For the SANKYO brand, our strategy is to offer a complete line-up addressing the full spectrum of market needs by deploying our accumulated technological capabilities, know-how, and experience. Our current key task is to develop a flagship title under the SANKYO brand. For the Bisty brand, through collaboration with the Group’s business partner Fields Corporation, product planning emphasizes conjuring up the worldviews embodied in the title concepts and leveraging the attractiveness of characters. With regard to the JB brand, our product development emphasizes specifications for innovative products offering entertainment unavailable with game machines focused on LCD presentation. By effectively promoting three distinctive brands and establishing their strong presence in the market, we will pursue continuous expansion of the Group’s market share.
b. Establishing brands with the support of players
As player needs become increasingly sophisticated and diversified, analysis of market trends remains important but is unlikely to lead to creation of innovative products because it clarifies players’ current conscious needs, not their latent needs.

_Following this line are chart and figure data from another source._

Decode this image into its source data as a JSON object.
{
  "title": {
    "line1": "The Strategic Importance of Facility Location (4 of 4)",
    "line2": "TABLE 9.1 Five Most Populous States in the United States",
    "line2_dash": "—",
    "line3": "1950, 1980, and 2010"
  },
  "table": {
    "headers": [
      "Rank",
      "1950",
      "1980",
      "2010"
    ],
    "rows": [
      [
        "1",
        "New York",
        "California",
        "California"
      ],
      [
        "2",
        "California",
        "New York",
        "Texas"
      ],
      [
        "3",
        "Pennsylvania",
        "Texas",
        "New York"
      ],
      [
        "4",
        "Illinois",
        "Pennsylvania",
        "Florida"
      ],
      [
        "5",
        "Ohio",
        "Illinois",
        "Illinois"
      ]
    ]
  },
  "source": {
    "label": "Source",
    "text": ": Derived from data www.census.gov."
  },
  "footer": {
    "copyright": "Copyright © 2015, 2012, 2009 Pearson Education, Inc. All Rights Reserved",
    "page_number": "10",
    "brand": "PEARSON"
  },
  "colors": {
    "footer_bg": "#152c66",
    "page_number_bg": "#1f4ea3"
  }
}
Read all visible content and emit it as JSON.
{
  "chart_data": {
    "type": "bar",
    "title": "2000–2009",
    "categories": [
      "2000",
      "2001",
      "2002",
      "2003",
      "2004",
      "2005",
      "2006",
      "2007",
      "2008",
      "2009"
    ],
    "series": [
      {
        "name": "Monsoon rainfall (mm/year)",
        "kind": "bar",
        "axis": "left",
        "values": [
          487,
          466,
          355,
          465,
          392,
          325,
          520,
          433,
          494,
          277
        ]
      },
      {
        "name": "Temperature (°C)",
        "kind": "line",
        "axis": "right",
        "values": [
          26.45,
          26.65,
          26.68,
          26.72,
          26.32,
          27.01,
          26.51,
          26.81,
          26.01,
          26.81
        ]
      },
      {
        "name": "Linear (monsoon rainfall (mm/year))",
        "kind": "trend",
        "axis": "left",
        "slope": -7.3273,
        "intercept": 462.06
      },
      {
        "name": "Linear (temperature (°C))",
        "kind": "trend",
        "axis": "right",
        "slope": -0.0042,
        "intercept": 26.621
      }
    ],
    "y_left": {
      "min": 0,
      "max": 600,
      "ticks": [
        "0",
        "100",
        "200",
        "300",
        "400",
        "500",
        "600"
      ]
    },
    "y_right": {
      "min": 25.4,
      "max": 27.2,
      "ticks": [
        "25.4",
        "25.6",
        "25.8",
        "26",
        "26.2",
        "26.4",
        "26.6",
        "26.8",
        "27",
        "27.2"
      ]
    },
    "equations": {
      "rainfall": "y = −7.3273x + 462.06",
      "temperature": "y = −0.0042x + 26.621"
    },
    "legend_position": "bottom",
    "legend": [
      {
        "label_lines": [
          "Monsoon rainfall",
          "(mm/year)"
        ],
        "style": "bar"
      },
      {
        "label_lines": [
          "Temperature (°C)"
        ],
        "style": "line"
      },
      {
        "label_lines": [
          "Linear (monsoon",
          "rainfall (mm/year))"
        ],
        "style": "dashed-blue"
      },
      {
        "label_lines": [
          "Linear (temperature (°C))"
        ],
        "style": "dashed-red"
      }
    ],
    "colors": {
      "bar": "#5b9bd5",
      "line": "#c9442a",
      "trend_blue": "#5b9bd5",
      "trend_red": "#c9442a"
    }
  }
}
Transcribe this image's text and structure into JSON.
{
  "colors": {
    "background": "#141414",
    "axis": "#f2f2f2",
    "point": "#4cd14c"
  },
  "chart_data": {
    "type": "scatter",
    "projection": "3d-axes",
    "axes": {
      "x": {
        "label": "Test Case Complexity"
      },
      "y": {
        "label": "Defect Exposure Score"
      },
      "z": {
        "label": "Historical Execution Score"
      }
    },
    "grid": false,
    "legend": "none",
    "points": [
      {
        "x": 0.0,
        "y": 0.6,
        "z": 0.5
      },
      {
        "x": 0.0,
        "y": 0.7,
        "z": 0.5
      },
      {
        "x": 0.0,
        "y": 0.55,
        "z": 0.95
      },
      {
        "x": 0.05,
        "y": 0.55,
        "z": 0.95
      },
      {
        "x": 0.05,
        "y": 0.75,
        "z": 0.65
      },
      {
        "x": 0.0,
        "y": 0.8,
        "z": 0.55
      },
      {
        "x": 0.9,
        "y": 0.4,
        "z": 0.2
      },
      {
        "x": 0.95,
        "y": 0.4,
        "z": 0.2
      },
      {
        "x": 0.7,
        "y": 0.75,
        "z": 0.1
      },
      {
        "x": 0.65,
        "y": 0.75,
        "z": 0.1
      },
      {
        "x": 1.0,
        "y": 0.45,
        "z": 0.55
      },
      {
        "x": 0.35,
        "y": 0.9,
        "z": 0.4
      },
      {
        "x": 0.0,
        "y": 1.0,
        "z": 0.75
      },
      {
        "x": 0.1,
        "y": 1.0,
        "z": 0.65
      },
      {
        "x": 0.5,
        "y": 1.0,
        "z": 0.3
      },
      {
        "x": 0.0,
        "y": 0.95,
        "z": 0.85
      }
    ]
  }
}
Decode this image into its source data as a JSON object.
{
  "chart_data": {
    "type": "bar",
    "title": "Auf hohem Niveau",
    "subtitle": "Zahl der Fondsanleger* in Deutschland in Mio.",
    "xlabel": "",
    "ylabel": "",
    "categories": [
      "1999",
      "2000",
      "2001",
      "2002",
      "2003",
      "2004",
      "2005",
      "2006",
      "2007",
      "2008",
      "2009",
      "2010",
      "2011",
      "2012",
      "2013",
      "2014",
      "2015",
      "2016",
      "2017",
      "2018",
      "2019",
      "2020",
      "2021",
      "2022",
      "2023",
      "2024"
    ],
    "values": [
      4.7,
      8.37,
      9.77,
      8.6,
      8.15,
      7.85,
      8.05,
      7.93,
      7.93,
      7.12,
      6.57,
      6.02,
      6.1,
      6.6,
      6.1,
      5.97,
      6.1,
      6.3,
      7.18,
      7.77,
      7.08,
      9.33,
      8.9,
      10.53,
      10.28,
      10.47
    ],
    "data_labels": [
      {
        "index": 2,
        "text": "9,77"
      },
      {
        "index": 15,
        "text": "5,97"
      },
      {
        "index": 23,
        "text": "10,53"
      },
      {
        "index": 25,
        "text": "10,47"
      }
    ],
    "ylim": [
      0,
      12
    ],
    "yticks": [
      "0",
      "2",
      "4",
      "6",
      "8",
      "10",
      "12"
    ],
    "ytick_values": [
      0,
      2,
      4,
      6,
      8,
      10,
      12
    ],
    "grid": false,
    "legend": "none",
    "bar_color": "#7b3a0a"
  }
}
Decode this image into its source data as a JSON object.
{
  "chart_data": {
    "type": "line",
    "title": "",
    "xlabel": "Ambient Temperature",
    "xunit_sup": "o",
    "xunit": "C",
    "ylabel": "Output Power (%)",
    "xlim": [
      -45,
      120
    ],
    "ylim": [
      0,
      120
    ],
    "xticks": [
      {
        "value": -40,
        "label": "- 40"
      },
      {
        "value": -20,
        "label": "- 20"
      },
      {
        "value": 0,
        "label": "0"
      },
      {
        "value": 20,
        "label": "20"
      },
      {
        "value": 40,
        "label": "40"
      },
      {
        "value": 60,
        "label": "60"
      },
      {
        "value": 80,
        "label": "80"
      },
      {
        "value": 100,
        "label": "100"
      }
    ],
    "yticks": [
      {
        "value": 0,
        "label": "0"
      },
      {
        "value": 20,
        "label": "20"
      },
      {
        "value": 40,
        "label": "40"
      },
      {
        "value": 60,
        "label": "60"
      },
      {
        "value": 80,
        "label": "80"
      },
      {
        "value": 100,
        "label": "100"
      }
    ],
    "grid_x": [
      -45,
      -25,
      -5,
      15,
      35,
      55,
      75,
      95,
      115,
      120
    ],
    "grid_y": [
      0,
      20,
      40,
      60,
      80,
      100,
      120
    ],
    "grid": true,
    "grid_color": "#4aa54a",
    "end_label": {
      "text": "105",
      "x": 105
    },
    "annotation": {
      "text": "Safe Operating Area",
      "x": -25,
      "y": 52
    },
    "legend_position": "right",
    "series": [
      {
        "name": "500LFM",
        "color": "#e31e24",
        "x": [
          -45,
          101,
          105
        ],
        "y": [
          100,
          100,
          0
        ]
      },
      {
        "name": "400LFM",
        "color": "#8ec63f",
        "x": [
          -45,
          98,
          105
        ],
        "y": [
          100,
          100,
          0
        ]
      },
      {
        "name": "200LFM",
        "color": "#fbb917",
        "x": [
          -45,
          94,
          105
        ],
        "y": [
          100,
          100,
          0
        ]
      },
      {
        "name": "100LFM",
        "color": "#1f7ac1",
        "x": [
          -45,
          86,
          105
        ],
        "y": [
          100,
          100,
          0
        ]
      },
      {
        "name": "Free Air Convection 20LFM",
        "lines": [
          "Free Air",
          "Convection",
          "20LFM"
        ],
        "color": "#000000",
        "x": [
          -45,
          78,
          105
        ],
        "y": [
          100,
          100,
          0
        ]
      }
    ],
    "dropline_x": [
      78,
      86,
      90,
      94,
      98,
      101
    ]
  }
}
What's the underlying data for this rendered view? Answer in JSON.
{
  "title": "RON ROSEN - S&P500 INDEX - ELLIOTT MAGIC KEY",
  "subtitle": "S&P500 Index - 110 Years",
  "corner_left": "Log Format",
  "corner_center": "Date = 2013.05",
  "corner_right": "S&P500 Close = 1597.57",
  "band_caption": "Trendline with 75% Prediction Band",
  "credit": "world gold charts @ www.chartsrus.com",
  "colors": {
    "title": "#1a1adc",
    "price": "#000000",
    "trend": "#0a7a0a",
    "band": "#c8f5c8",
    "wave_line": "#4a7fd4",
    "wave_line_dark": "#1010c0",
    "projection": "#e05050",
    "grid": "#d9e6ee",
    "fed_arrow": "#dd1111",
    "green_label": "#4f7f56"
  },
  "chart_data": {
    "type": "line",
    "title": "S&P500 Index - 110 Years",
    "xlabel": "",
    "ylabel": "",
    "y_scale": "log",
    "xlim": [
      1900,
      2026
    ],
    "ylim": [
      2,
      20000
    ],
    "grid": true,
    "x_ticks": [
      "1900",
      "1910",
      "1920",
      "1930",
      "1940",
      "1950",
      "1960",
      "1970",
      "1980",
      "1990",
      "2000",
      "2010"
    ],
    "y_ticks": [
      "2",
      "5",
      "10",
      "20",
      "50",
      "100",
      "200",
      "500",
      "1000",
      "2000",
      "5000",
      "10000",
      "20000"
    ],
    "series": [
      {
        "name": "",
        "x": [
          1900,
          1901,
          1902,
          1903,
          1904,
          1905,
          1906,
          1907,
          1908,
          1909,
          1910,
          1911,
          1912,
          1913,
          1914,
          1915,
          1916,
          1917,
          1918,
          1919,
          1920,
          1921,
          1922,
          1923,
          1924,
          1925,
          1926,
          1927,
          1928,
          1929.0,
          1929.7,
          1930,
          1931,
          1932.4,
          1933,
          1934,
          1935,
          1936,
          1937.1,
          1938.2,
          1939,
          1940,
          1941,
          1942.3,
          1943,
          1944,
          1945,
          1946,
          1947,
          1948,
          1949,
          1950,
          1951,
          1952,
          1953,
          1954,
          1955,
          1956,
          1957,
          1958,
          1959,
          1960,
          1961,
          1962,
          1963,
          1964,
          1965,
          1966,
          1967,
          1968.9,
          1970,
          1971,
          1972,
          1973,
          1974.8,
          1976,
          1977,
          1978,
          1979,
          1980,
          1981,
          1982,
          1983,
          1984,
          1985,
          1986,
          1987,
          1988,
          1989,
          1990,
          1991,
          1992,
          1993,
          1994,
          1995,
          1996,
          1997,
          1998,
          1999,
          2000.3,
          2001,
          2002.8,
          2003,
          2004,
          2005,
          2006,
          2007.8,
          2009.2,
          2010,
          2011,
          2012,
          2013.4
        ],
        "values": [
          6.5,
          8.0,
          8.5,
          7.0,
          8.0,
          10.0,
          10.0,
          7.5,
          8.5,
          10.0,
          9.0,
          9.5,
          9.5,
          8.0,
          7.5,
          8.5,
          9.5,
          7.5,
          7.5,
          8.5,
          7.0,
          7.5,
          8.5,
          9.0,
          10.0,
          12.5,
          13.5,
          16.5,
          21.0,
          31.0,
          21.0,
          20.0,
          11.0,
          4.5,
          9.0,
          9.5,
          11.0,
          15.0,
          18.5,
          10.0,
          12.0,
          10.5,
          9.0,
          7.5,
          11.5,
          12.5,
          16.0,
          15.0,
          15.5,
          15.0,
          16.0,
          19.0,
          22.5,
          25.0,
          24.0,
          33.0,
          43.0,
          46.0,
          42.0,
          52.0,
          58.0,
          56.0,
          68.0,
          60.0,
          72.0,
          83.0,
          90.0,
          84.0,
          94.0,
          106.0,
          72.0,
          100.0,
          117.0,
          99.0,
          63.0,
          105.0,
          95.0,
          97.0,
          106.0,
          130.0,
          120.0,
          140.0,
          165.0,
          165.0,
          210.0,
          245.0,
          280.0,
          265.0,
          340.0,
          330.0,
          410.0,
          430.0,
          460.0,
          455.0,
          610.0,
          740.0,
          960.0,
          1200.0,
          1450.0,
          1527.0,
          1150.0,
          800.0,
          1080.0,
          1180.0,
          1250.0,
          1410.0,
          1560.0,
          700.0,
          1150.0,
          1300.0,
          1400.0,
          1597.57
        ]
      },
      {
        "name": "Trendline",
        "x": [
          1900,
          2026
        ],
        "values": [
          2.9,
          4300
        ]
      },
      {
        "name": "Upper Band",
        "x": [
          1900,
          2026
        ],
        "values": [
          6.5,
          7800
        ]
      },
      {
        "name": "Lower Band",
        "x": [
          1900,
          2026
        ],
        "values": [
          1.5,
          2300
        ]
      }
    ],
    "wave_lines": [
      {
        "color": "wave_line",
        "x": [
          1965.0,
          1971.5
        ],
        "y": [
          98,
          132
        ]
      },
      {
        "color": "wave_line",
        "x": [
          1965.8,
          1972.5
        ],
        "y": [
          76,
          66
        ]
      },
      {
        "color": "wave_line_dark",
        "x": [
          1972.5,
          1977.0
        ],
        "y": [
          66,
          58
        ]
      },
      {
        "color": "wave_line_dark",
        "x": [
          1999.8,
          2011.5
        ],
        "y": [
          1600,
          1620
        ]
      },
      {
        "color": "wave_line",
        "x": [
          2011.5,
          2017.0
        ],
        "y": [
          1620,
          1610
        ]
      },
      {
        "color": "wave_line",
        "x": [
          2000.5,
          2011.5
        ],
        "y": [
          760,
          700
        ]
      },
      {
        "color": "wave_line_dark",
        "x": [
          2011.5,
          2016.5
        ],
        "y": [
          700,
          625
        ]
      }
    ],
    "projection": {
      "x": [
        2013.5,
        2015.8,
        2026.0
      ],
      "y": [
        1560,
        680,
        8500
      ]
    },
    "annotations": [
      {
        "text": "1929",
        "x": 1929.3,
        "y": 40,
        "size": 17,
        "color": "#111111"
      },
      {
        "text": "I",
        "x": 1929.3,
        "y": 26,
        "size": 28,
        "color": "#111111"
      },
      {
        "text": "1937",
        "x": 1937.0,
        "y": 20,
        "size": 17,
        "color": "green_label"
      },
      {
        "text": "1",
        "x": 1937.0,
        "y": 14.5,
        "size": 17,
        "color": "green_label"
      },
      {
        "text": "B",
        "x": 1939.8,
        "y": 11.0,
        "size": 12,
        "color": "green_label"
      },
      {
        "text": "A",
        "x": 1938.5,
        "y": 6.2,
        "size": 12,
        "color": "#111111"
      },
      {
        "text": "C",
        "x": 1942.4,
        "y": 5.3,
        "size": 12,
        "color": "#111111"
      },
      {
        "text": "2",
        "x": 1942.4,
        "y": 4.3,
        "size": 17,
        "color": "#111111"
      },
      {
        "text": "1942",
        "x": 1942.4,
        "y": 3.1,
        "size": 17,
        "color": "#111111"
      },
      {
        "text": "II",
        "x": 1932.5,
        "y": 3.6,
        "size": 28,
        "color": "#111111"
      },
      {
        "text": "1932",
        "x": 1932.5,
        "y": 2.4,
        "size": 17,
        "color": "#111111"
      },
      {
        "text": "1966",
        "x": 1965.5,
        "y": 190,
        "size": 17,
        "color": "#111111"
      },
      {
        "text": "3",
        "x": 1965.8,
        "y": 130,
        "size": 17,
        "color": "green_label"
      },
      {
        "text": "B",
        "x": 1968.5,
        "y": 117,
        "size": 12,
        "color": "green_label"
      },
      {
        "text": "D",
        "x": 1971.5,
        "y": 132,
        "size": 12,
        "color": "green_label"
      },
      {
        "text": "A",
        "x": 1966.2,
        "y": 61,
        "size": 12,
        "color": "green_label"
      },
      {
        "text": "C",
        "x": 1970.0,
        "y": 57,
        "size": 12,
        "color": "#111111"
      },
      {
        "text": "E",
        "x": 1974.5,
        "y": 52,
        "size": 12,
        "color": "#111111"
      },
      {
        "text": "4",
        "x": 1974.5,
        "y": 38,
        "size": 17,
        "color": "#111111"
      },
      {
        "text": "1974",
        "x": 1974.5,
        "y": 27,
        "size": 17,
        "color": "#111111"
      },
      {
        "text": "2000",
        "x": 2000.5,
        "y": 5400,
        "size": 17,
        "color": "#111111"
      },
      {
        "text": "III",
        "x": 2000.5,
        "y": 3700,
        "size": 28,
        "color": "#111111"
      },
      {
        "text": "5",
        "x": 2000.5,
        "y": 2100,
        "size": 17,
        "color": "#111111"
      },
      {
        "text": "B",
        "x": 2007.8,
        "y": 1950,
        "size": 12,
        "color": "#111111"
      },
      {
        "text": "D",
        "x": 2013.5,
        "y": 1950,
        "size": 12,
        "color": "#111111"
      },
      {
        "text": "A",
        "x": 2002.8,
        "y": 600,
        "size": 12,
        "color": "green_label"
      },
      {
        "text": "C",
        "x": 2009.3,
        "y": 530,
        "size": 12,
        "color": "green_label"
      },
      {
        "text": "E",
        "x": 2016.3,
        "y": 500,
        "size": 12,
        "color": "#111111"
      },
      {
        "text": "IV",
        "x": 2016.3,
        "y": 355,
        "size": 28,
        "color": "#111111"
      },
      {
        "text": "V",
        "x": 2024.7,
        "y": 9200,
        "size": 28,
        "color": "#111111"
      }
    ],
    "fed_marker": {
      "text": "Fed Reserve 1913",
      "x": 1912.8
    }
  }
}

In order to become a trendsetter in the market, we recognize that, in addition to conducting effective marketing, the Group must strengthen its development structure with an eye to the future, including by vigorously utilizing external resources through alliances. We believe this will allow the Group to establish the development structure necessary for offering a stream of products whose attributes ensure enduring popularity among players. Some of the Group’s recent products have met with an enthusiastic response, achieving solid popularity. We intend to optimize the positioning of the Group’s brands and continually strengthen their appeal by steadily enhancing the evaluation of our products in the market.
c. Maximization of corporate value
We recognize the importance of cultivating relationships rooted in trust with shareholders and investors by enriching IR activities and through sustained improvement of financial performance. In addition to actively engaging in communication with shareholders and investors by improving the Company's website and briefings, we participate in IR events and periodically hold briefings for individual investors with the aim of broadening participation of the investor community, including that of individual investors. We will strive to enhance corporate value by promoting vigorous communication with shareholders and investors.